Xamarin’s software lets Microsoft developers build iOS and Android apps using Microsoft development languages and tools.
Microsoft and Xamarin’s relationship has grown noticeably cozier in the past year, though it’s mostly been happening behind the scenes, three sources told us recently.
That changed at Microsoft’s Build conference for developers last month. Xamarin threw a “big and well attended party,” had a bustling booth in the expo hall, and had “quite a few of their people mixing with the crowd,” as one source explained it to us.
Several members of the Windows team came to Xamarin’s party, which was surprising because “that’s the Microsoft team that thinks other platforms don’t exist,” the source said.
Officially, Xamarin was at Build to talk about its partnership with Microsoft to bring Windows Azure Mobile Services, Microsoft’s new cloud-based back end tech for mobile apps, to iOS and Android, a Microsoft spokesperson told us.
Xamarin couldn’t be reached for comment on whether it’s working more closely with Microsoft these days.
Xamarin, which launched in 2011, was co-founded by open source rock stars Miguel de Icaza and Nat Friedman.
Our sources believe Microsoft was initially wary of Xamarin’s intentions.
Last December, after Xamarin released a tool that lets developers code apps for the Mac using Microsoft programming languages, de Icaza took a shot at Microsoft on Twitter:
Further proof that we love C# and .NET more than Microsoft does: http://t.co/95WvJL5H
— Miguel de Icaza (@migueldeicaza) December 12, 2012
What de Icaza meant was that Microsoft, with Windows 8, has been pushing developers to use Java and HTML5 to build apps, instead of older languages like C# and .NET. Microsoft also effectively killed off Silverlight, a .NET based programming language.
The thing is, developers prefer to use languages like C# and .NET, and Xamarin lets them do this.
Visual Studio, the tool of choice for most Microsoft developers, can’t be used to build iOS and Android apps.
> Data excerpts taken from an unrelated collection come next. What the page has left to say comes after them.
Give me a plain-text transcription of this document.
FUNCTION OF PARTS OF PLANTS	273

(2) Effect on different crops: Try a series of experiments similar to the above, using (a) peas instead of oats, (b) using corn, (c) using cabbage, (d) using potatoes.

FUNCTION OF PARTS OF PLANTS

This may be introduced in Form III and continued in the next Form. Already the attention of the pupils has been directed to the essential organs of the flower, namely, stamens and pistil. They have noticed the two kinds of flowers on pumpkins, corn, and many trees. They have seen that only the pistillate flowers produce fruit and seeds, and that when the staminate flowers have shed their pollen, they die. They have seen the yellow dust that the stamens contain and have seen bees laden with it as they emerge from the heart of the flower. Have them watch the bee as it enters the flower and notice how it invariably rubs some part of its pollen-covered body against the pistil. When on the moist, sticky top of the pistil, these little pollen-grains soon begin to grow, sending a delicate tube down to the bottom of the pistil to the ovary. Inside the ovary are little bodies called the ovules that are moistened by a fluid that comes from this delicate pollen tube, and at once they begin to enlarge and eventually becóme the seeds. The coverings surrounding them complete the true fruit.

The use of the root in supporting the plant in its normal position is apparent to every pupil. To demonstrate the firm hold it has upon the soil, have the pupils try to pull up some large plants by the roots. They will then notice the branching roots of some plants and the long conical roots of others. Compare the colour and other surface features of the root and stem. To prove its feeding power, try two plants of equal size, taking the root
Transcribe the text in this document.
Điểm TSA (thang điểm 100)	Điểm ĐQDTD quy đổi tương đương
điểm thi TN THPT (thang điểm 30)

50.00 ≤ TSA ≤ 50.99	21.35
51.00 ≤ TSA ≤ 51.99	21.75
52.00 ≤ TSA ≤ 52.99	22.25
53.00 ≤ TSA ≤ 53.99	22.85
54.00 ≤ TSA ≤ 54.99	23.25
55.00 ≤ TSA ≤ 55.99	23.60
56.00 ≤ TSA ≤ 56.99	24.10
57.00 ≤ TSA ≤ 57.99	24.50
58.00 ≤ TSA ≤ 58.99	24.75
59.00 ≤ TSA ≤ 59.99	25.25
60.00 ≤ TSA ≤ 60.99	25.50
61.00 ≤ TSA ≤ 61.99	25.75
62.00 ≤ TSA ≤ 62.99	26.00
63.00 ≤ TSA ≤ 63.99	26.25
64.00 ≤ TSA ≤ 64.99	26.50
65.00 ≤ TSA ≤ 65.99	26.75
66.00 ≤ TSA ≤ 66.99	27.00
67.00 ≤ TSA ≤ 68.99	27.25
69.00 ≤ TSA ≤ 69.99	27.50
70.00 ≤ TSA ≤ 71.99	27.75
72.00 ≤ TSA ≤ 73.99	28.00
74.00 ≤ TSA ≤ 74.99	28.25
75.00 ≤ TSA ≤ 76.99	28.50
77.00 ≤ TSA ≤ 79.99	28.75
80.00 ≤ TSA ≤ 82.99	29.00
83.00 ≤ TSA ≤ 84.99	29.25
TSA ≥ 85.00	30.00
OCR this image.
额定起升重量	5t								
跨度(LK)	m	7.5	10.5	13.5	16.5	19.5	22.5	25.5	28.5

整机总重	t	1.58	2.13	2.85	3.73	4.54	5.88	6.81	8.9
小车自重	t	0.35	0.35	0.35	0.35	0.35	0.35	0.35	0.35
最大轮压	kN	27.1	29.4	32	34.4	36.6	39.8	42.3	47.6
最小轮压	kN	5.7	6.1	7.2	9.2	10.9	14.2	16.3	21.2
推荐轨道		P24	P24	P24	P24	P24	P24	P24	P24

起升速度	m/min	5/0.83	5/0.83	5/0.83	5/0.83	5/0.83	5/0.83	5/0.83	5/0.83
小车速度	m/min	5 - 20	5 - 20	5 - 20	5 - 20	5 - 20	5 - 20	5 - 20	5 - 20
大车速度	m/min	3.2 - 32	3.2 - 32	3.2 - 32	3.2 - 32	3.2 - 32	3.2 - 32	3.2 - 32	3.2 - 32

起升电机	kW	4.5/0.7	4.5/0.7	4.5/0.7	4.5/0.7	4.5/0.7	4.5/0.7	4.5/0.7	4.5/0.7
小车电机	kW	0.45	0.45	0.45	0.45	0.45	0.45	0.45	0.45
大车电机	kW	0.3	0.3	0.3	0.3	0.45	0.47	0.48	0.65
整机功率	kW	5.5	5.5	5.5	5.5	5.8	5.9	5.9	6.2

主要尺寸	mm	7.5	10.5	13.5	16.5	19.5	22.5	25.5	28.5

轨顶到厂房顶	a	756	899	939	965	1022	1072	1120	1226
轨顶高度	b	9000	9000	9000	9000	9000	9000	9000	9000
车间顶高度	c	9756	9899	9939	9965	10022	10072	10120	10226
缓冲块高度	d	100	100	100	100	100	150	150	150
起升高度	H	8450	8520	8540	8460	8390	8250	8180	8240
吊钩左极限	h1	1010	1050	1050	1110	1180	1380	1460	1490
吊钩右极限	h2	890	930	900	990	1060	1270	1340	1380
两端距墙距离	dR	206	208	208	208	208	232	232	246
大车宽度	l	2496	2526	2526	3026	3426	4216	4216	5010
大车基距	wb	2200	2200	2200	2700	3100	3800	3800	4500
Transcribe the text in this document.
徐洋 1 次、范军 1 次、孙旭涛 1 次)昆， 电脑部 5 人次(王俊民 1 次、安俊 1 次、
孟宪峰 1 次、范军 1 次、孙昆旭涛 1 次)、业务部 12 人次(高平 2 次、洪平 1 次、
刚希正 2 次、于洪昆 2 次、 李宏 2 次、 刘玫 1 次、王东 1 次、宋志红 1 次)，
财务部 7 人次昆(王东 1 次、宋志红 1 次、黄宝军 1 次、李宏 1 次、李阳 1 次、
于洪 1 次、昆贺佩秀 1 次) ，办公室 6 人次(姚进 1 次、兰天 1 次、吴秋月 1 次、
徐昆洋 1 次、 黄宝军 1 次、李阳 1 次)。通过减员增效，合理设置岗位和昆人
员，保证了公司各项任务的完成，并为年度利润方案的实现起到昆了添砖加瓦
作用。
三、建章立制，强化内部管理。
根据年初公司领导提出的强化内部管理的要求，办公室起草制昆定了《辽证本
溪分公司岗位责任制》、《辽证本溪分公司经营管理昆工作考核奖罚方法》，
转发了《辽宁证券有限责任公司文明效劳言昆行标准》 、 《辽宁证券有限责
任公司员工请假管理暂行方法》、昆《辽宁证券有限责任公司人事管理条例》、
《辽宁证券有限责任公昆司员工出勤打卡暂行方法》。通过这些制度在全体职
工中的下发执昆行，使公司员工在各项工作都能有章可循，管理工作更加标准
So in February, Xamarin built a plug-in that does this.
This is important, because Microsoft development shops are getting lots of requests from customers for non-Microsoft apps, and being able to build them without learning new languages lets them get that business.
Microsoft is now aware of the role Xamarin can play for its developers. “Over the past year or so Microsoft has unofficially and behind the scenes been boosting Xamarin as a good option,” one source said.
There are other signs of the deepening ties between the companies.
Microsoft was the lone Platinum sponsor for Xamarin’s Evolve developer conference in April and sent 25 of its people to the event, including Scott Hanselman, a program manager on Microsoft’s Windows Azure team, who gave a talk.
With Microsoft transforming itself into a devices and services company, and reaching out like never before to non-Microsoft developers, its relationship with Xamarin is another example of how the culture at Redmond is changing.
“Microsoft is starting to recognised that they live in a cross-platform world, and Xamarin makes that story make sense,” the source said.